Für das laufende Jahr wird Stabilität der realen Produktion mit einer schwarzen Null erwartet. Das bedeute eine Konsolidierung auf sehr hohem Niveau, betonte der ZVEI-Präsident.
Von der Politik erwartet der ZVEI neben dem zügigen Ausbau der Netzinfrastruktur vor allem die Weiterentwicklung des Strommarktdesigns. Der wichtigste Rohstoff für eine Energiewende sei Strom, denn der solle im Jahr 2045 über 90 Prozent des Energiebedarfs decken, sagte Wolfgang Weber, Vorsitzender der ZVEI-Geschäftsführung.
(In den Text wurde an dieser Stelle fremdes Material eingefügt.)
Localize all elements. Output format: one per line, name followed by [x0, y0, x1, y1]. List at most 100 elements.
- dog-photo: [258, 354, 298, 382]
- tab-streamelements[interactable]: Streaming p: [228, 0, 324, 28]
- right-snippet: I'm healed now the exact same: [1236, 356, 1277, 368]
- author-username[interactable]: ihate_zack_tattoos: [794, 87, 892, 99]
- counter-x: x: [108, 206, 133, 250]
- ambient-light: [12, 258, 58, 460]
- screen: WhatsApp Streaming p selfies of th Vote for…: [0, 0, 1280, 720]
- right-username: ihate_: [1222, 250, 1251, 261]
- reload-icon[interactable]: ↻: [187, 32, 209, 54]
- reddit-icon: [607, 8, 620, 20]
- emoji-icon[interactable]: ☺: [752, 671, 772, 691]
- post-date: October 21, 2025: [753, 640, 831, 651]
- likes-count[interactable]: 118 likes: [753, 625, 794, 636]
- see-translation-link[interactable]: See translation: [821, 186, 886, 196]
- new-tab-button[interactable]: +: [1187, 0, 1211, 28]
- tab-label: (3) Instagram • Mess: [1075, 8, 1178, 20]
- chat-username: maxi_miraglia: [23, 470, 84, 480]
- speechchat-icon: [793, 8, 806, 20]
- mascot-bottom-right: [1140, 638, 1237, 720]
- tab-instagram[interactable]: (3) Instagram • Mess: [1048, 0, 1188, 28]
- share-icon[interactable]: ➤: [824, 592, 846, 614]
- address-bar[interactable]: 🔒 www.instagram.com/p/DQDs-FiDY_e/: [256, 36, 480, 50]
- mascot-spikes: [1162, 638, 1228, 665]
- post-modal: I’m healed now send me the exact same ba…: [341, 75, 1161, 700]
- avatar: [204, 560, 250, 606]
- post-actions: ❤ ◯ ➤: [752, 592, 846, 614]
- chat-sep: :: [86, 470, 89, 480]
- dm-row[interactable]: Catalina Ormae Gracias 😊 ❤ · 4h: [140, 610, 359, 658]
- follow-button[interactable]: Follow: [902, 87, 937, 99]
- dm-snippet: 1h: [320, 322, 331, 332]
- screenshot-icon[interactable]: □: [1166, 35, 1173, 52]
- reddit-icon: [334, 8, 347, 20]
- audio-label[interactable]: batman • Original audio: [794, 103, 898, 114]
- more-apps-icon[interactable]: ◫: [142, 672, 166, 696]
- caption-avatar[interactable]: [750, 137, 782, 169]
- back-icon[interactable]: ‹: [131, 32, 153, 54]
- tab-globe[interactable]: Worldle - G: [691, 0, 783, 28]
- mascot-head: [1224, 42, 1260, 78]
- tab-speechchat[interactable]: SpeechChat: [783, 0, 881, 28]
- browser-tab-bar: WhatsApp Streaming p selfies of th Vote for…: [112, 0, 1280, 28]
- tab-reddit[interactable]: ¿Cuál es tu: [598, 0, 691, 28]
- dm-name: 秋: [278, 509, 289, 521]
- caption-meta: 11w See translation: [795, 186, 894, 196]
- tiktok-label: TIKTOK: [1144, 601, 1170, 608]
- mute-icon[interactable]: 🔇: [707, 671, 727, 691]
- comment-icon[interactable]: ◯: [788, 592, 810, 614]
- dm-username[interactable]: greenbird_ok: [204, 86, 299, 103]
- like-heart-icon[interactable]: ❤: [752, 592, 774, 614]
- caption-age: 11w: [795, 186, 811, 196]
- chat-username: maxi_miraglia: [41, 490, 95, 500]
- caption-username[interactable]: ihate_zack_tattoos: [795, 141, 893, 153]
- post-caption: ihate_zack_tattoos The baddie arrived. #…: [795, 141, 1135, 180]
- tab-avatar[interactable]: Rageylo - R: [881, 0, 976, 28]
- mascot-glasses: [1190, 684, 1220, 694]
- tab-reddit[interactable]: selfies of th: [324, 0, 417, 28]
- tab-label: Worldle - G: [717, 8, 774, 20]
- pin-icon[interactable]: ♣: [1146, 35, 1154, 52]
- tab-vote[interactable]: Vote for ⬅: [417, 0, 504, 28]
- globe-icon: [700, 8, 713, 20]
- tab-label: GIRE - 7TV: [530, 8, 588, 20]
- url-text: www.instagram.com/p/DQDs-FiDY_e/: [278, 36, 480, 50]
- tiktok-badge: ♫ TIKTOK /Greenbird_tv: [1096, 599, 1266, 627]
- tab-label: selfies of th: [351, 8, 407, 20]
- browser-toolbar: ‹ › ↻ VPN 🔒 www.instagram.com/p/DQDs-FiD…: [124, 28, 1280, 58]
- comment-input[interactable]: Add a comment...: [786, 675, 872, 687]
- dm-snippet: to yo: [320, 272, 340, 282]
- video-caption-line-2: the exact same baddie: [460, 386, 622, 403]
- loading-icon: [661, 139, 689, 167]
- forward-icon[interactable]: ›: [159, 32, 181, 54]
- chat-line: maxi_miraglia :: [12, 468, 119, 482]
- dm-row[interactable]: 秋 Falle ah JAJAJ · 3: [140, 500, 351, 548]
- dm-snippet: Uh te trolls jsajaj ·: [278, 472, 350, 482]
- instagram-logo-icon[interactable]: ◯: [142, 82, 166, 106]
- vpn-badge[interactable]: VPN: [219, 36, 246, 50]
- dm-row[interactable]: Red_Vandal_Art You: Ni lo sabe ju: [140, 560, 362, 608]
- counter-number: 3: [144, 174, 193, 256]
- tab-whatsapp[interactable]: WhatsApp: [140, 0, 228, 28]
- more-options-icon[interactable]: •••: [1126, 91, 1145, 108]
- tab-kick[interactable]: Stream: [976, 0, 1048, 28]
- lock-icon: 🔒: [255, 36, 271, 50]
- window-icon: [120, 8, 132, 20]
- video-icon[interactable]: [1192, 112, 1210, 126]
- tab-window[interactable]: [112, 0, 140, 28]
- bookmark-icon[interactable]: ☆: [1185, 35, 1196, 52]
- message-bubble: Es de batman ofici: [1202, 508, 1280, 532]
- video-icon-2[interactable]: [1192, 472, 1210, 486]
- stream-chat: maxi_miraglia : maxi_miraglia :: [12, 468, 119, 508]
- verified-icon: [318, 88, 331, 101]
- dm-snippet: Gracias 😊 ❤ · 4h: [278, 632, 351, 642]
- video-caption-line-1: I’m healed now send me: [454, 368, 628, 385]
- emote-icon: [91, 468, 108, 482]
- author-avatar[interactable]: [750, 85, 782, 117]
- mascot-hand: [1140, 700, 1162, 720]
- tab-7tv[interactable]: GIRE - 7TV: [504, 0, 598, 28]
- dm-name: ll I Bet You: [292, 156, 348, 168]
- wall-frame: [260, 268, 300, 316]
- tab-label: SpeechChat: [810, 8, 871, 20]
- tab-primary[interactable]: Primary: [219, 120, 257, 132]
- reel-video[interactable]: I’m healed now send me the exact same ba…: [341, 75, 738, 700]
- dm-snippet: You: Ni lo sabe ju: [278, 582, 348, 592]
Aktuell liegt der jährliche Strombedarf in Deutschland bei 550 TWh. Im Zuge der Elektrifizierung – unter anderem durch ca. 15 Millionen Ladepunkte und sechs Millionen Wärmepumpen – werde dieser Wert bis 2030 auf über 700 TWh steigen und 2045 ein Volumen von 1.000 bis 1.200 TWh erreichen. Um diesen Bedarf zu decken, müssten die Erzeugungskapazitäten bei den erneuerbaren Energien um mindestens das 4,5-Fache gesteigert werden, betonte Weber: „Um es klar zu sagen: Darauf ist unser Stromnetz derzeit nicht ausgelegt. Es ist nicht energiewendefähig. Aber: Ohne starkes Stromnetz wird es keine Klimaneutralität geben. Das künftige Stromnetz muss zu einem Klimaneutralitätsnetz umgebaut werden.“ Deshalb fordert der ZVEI, dass neben dem physischen Ausbau auch Intelligenz ins System kommt. Unter anderem müsse mehr Tempo in den flächendeckenden Rollout intelligenter Messsysteme kommen, wie es bereits gesetzlich vorgesehen sei
Durch konsequente Elektrifizierung und Digitalisierung ließe sich der Primärenergieverbrauch um bis zu 65 Prozent reduzieren, stellte Weber fest. Nur mit einer dezentrale Energieerzeugung mit Speicherung, Verteilung im Quartier mit digitalen Netzanschlüssen, Sektorenkopplung mit Photovoltaik, Wärmepumpe und E-Mobilität sowie immense Effizienzgewinne der direkten Stromnutzung seien die gesetzten Klimaziele zu erreichen.